Backup issues

List of backup issues in the Backup & Restore service of IBM Fusion.

Backup size for block volumes is not correct

When the policy backup storage location gets changed, the backup size for application backups with Ceph RBD block volumes is incorrectly displayed during the first backup. As the correct information is displayed after the first backup following the change in the backup storage location, you can ignore this issue.

Shallow copy support is not available

Shallow copy support is currently unavailable in the IBM Storage Scale CSI driver. Consequently, a new copy of the data is created when the PVC is generated from the snapshot.

Multiple VM backups failing with snapshot deadline exceeded error

Resolution
  1. Run the following command to enable full auditing:
    sudo auditctl -w /etc/shadow -p
  2. Rerun the backup and run the following command to identify the file that is causing ownership or permission issues.
    sudo ausearch -m avc -ts recent
  3. If the ausearch command reports issues, then run the following commands to generate a local policy to allow access.
    
    sudo ausearch -c 'qemu-ga' --raw | audit2allow -M my-qemuga
    sudo semodule -X 300 -i my-qemuga.pp

IBM Cloud Limitations with OADP DataMover

Problem statement
Backups of raw volumes fail for IBM Cloud with OADP 1.4.0 or lower.
Cause
The OADP 1.3 or higher expose the volume of the underlying host during backup or restore. The folders on the host are exposed in the Pods that are associated with the Daemonset node-agent. The /var/lib/kubelet/{plugins,pods} folder is exposed by default. The folders required to work on IBM Cloud are /var/data/kubelet/{plugins,pods}. As a result, the backup and restore of volumeMode: block volumes fail with the following example error:
Failed transferring data

[BMYBR0009](https://ibm.com/docs/SSFETU_2.9/errorcodes/BMYBR0009.html) There was an error when processing the job in the Transaction Manager service. The underlying error was: 'Data uploads watch caused an exception: DataUpload d4e7706d-7f0f-4448-b3a0-e9cdff8d33db-1 failed with message: data path backup failed: Failed to run kopia backup: unable to get local block device entry: resolveSymlink: lstat /var/data: no such file or directory'.

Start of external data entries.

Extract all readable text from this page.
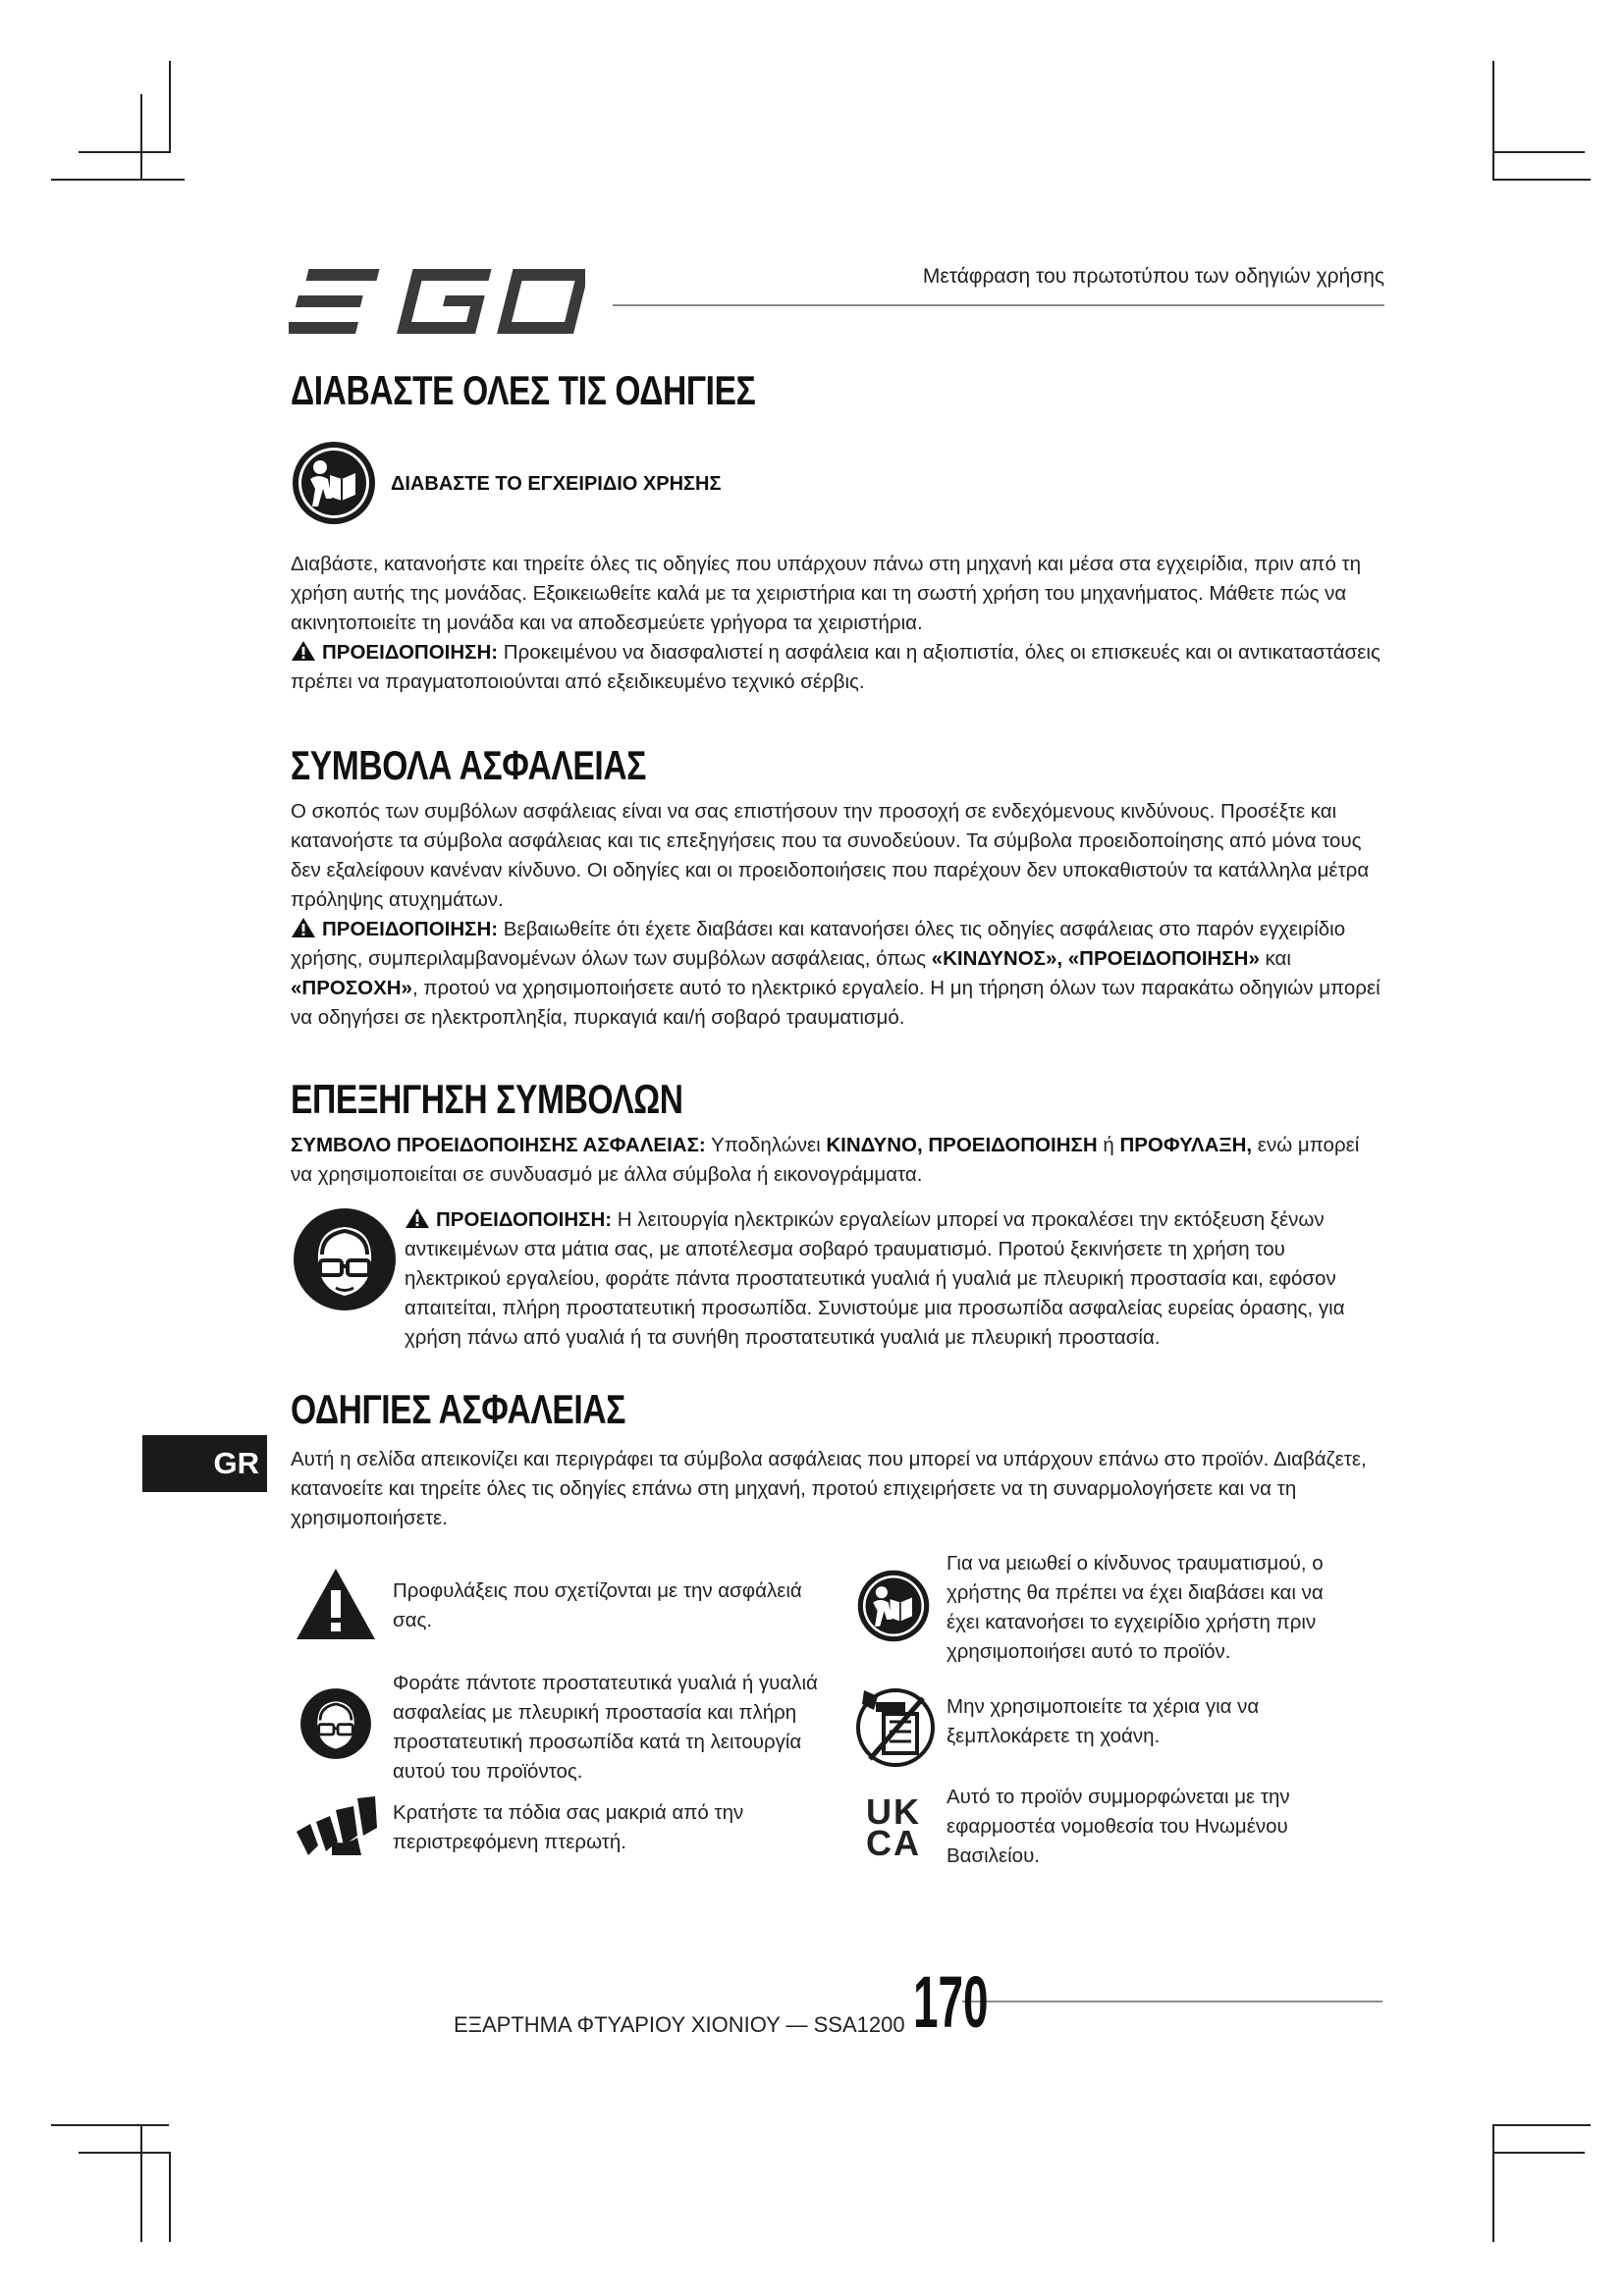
Μετάφραση του πρωτοτύπου των οδηγιών χρήσης
ΔΙΑΒΑΣΤΕ ΟΛΕΣ ΤΙΣ ΟΔΗΓΙΕΣ
ΔΙΑΒΑΣΤΕ ΤΟ ΕΓΧΕΙΡΙΔΙΟ ΧΡΗΣΗΣ

Διαβάστε, κατανοήστε και τηρείτε όλες τις οδηγίες που υπάρχουν πάνω στη μηχανή και μέσα στα εγχειρίδια, πριν από τη χρήση αυτής της μονάδας. Εξοικειωθείτε καλά με τα χειριστήρια και τη σωστή χρήση του μηχανήματος. Μάθετε πώς να ακινητοποιείτε τη μονάδα και να αποδεσμεύετε γρήγορα τα χειριστήρια.
ΠΡΟΕΙΔΟΠΟΙΗΣΗ: Προκειμένου να διασφαλιστεί η ασφάλεια και η αξιοπιστία, όλες οι επισκευές και οι αντικαταστάσεις πρέπει να πραγματοποιούνται από εξειδικευμένο τεχνικό σέρβις.

ΣΥΜΒΟΛΑ ΑΣΦΑΛΕΙΑΣ

Ο σκοπός των συμβόλων ασφάλειας είναι να σας επιστήσουν την προσοχή σε ενδεχόμενους κινδύνους. Προσέξτε και κατανοήστε τα σύμβολα ασφάλειας και τις επεξηγήσεις που τα συνοδεύουν. Τα σύμβολα προειδοποίησης από μόνα τους δεν εξαλείφουν κανέναν κίνδυνο. Οι οδηγίες και οι προειδοποιήσεις που παρέχουν δεν υποκαθιστούν τα κατάλληλα μέτρα πρόληψης ατυχημάτων.
ΠΡΟΕΙΔΟΠΟΙΗΣΗ: Βεβαιωθείτε ότι έχετε διαβάσει και κατανοήσει όλες τις οδηγίες ασφάλειας στο παρόν εγχειρίδιο χρήσης, συμπεριλαμβανομένων όλων των συμβόλων ασφάλειας, όπως «ΚΙΝΔΥΝΟΣ», «ΠΡΟΕΙΔΟΠΟΙΗΣΗ» και «ΠΡΟΣΟΧΗ», προτού να χρησιμοποιήσετε αυτό το ηλεκτρικό εργαλείο. Η μη τήρηση όλων των παρακάτω οδηγιών μπορεί να οδηγήσει σε ηλεκτροπληξία, πυρκαγιά και/ή σοβαρό τραυματισμό.

ΕΠΕΞΗΓΗΣΗ ΣΥΜΒΟΛΩΝ

ΣΥΜΒΟΛΟ ΠΡΟΕΙΔΟΠΟΙΗΣΗΣ ΑΣΦΑΛΕΙΑΣ: Υποδηλώνει ΚΙΝΔΥΝΟ, ΠΡΟΕΙΔΟΠΟΙΗΣΗ ή ΠΡΟΦΥΛΑΞΗ, ενώ μπορεί να χρησιμοποιείται σε συνδυασμό με άλλα σύμβολα ή εικονογράμματα.

ΠΡΟΕΙΔΟΠΟΙΗΣΗ: Η λειτουργία ηλεκτρικών εργαλείων μπορεί να προκαλέσει την εκτόξευση ξένων αντικειμένων στα μάτια σας, με αποτέλεσμα σοβαρό τραυματισμό. Προτού ξεκινήσετε τη χρήση του ηλεκτρικού εργαλείου, φοράτε πάντα προστατευτικά γυαλιά ή γυαλιά με πλευρική προστασία και, εφόσον απαιτείται, πλήρη προστατευτική προσωπίδα. Συνιστούμε μια προσωπίδα ασφαλείας ευρείας όρασης, για χρήση πάνω από γυαλιά ή τα συνήθη προστατευτικά γυαλιά με πλευρική προστασία.

ΟΔΗΓΙΕΣ ΑΣΦΑΛΕΙΑΣ
GR	Αυτή η σελίδα απεικονίζει και περιγράφει τα σύμβολα ασφάλειας που μπορεί να υπάρχουν επάνω στο προϊόν. Διαβάζετε, κατανοείτε και τηρείτε όλες τις οδηγίες επάνω στη μηχανή, προτού επιχειρήσετε να τη συναρμολογήσετε και να τη χρησιμοποιήσετε.

Προφυλάξεις που σχετίζονται με την ασφάλειά σας.

Φοράτε πάντοτε προστατευτικά γυαλιά ή γυαλιά ασφαλείας με πλευρική προστασία και πλήρη προστατευτική προσωπίδα κατά τη λειτουργία αυτού του προϊόντος.

Κρατήστε τα πόδια σας μακριά από την περιστρεφόμενη πτερωτή.

Για να μειωθεί ο κίνδυνος τραυματισμού, ο χρήστης θα πρέπει να έχει διαβάσει και να έχει κατανοήσει το εγχειρίδιο χρήστη πριν χρησιμοποιήσει αυτό το προϊόν.

Μην χρησιμοποιείτε τα χέρια για να ξεμπλοκάρετε τη χοάνη.

UK
CA

Αυτό το προϊόν συμμορφώνεται με την εφαρμοστέα νομοθεσία του Ηνωμένου Βασιλείου.

ΕΞΑΡΤΗΜΑ ΦΤΥΑΡΙΟΥ ΧΙΟΝΙΟΥ — SSA1200 170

The ID of the individual DataUpload varies for jobs.

Resolution
  1. Set the DataMover type to legacy by either the global method or the Per PolicyAssignment method. For the procedure to update the type, see Configure DataMover type for Backup and Restore.

    Though this workaround allows continued use of of DataMover kopia type, it has the following drawbacks:

    It disables further changes to DataMover and Velero configurations, such as the ability to change resource allocations (CPU, Memory, and Ephemeral-storage) and nodeSelectors (datamover node placement) for Datamover type kopia.

    Legacy is not affected by this workaround.

    To avoid job failures, do not make these changes while a backup or restore job is in progress.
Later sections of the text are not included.